Fifty years after police raided the Stonewall Inn, sparking a series of riots in Manhattan, music rang through the streets of Austin during this year’s Pride Month festivities.
On Saturday, Austinites flocked to Waller Creek Conservancy’s “Rainbow on the Creek” to celebrate the LGBTQ+ community. They shuffled booth to booth and sifted through locally made jewelry and clothing while supporting many of Austin’s LGBTQ+ nonprofits. The family-friendly event featured a “History and Heroes of Austin Pride” panel, face painting, drag performances and other activities.
Special education junior Rachel Portalatin, who attended the event with her girlfriend, said she could sense the strong history of activism. She visited the Stonewall National Monument last year and said she was grateful that the community today can have a public celebration.

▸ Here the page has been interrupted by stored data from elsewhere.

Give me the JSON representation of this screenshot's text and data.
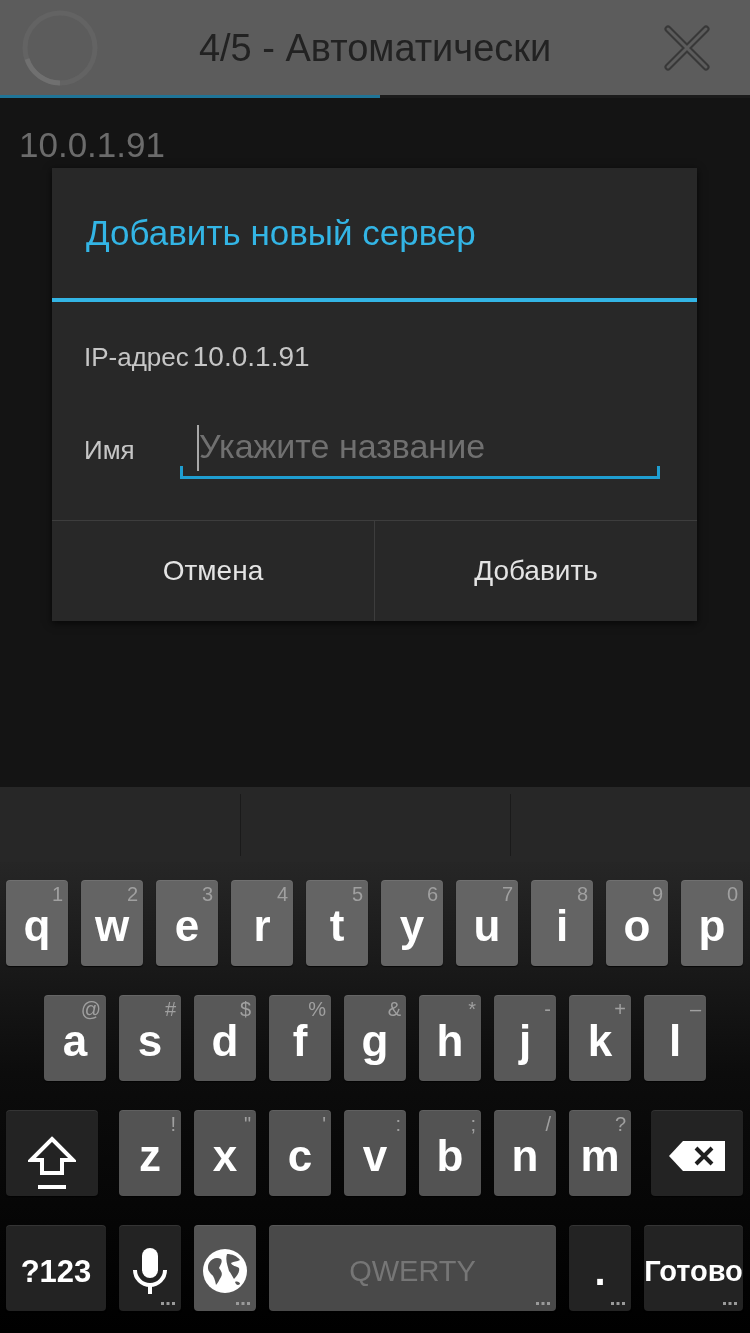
{
  "action_bar": {
    "title": "4/5 - Автоматически",
    "progress": {
      "level": 0.507
    }
  },
  "server_list": [
    {
      "address": "10.0.1.91"
    }
  ],
  "dialog": {
    "title": "Добавить новый сервер",
    "fields": [
      {
        "kind": "static",
        "label": "IP-адрес",
        "value": "10.0.1.91"
      },
      {
        "kind": "input",
        "label": "Имя",
        "placeholder": "Укажите название",
        "focused": true
      }
    ],
    "buttons": [
      "Отмена",
      "Добавить"
    ]
  },
  "keyboard": {
    "rows": [
      {
        "keys": [
          {
            "kind": "letter",
            "label": "q",
            "hint": "1"
          },
          {
            "kind": "letter",
            "label": "w",
            "hint": "2"
          },
          {
            "kind": "letter",
            "label": "e",
            "hint": "3"
          },
          {
            "kind": "letter",
            "label": "r",
            "hint": "4"
          },
          {
            "kind": "letter",
            "label": "t",
            "hint": "5"
          },
          {
            "kind": "letter",
            "label": "y",
            "hint": "6"
          },
          {
            "kind": "letter",
            "label": "u",
            "hint": "7"
          },
          {
            "kind": "letter",
            "label": "i",
            "hint": "8"
          },
          {
            "kind": "letter",
            "label": "o",
            "hint": "9"
          },
          {
            "kind": "letter",
            "label": "p",
            "hint": "0"
          }
        ]
      },
      {
        "keys": [
          {
            "kind": "letter",
            "label": "a",
            "hint": "@"
          },
          {
            "kind": "letter",
            "label": "s",
            "hint": "#"
          },
          {
            "kind": "letter",
            "label": "d",
            "hint": "$"
          },
          {
            "kind": "letter",
            "label": "f",
            "hint": "%"
          },
          {
            "kind": "letter",
            "label": "g",
            "hint": "&"
          },
          {
            "kind": "letter",
            "label": "h",
            "hint": "*"
          },
          {
            "kind": "letter",
            "label": "j",
            "hint": "-"
          },
          {
            "kind": "letter",
            "label": "k",
            "hint": "+"
          },
          {
            "kind": "letter",
            "label": "l",
            "hint": "–"
          }
        ]
      },
      {
        "keys": [
          {
            "kind": "shift"
          },
          {
            "kind": "letter",
            "label": "z",
            "hint": "!"
          },
          {
            "kind": "letter",
            "label": "x",
            "hint": "\""
          },
          {
            "kind": "letter",
            "label": "c",
            "hint": "'"
          },
          {
            "kind": "letter",
            "label": "v",
            "hint": ":"
          },
          {
            "kind": "letter",
            "label": "b",
            "hint": ";"
          },
          {
            "kind": "letter",
            "label": "n",
            "hint": "/"
          },
          {
            "kind": "letter",
            "label": "m",
            "hint": "?"
          },
          {
            "kind": "backspace"
          }
        ]
      },
      {
        "keys": [
          {
            "kind": "symbols",
            "label": "?123",
            "more": false
          },
          {
            "kind": "mic",
            "more": true
          },
          {
            "kind": "globe",
            "more": true
          },
          {
            "kind": "space",
            "label": "QWERTY",
            "more": true
          },
          {
            "kind": "period",
            "label": ".",
            "more": true
          },
          {
            "kind": "done",
            "label": "Готово",
            "more": true
          }
        ]
      }
    ]
  }
}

“It is so important to recognize that 50 years ago, our people were being killed and harassed and kicked out of their own spaces,” Portalatin said. “And now we’re here in a public park.”

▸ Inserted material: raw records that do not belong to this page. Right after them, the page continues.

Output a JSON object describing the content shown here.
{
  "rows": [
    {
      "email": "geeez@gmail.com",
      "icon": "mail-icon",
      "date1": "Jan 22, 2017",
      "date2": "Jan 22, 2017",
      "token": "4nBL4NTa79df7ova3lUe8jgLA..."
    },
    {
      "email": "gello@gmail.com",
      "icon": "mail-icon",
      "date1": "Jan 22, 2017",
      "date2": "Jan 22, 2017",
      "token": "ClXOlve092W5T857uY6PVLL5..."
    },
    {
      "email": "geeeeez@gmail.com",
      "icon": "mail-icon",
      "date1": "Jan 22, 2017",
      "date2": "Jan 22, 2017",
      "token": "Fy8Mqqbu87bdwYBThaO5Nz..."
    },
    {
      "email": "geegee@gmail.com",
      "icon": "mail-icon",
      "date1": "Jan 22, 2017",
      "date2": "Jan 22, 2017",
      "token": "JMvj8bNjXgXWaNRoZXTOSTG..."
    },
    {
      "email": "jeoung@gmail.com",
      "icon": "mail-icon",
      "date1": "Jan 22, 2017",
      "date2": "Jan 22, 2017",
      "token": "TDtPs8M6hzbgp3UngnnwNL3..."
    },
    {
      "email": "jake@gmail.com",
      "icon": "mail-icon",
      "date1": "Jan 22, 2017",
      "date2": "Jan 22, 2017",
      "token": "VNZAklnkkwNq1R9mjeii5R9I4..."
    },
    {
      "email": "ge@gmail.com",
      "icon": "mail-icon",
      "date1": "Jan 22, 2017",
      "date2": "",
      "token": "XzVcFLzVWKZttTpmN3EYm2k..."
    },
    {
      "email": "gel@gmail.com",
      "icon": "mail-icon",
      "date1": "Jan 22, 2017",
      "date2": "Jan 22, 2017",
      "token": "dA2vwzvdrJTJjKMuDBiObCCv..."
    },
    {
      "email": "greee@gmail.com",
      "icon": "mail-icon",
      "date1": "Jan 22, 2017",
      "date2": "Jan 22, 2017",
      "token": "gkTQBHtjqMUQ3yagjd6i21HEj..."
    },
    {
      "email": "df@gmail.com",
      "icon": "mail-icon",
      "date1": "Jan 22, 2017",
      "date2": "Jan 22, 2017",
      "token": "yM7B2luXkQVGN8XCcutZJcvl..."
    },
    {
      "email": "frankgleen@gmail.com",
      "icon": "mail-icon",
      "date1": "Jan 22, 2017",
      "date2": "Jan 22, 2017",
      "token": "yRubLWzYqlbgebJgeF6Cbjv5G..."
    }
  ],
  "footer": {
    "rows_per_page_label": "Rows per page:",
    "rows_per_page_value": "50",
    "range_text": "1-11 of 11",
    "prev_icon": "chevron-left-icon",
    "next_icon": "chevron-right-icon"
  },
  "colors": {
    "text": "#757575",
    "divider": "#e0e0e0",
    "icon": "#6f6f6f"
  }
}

The Pride Alumni Network of Texas Exes sold rainbow Longhorn T-shirts and shared resources for LGBTQ+ students. Network member Austin Dennis said he often meets alumni who graduated decades ago who are surprised to learn the network exists.
“We think of UT as being this liberal bastion, but for the LGBT community, it wasn’t always that way,” Dennis said.
Anthony Sobotik and Chad Palmatier, co-owners of Lick Honest Ice Cream and partners, sold ice cream at the event and also participated in the panel. Palmatier said he was initially nervous to open the business in Texas because the state was unfamiliar to him, but he was surprised by how smoothly things went.
“To be in a community where we can participate in an event like today and own an openly gay business is huge for us,” Sobotik said.
Portalatin and her girlfriend said Austin was the only place in Texas they could have moved to because the city and events such as “Rainbow on the Creek” are a safe space for them.
“Normally when we go out in public, we don’t hold hands or tell people that we’re dating because you never know — you might talk to the wrong person,” Portalatin said. “But here, that’s never the case. You’re always going to be welcomed with open arms by anybody.”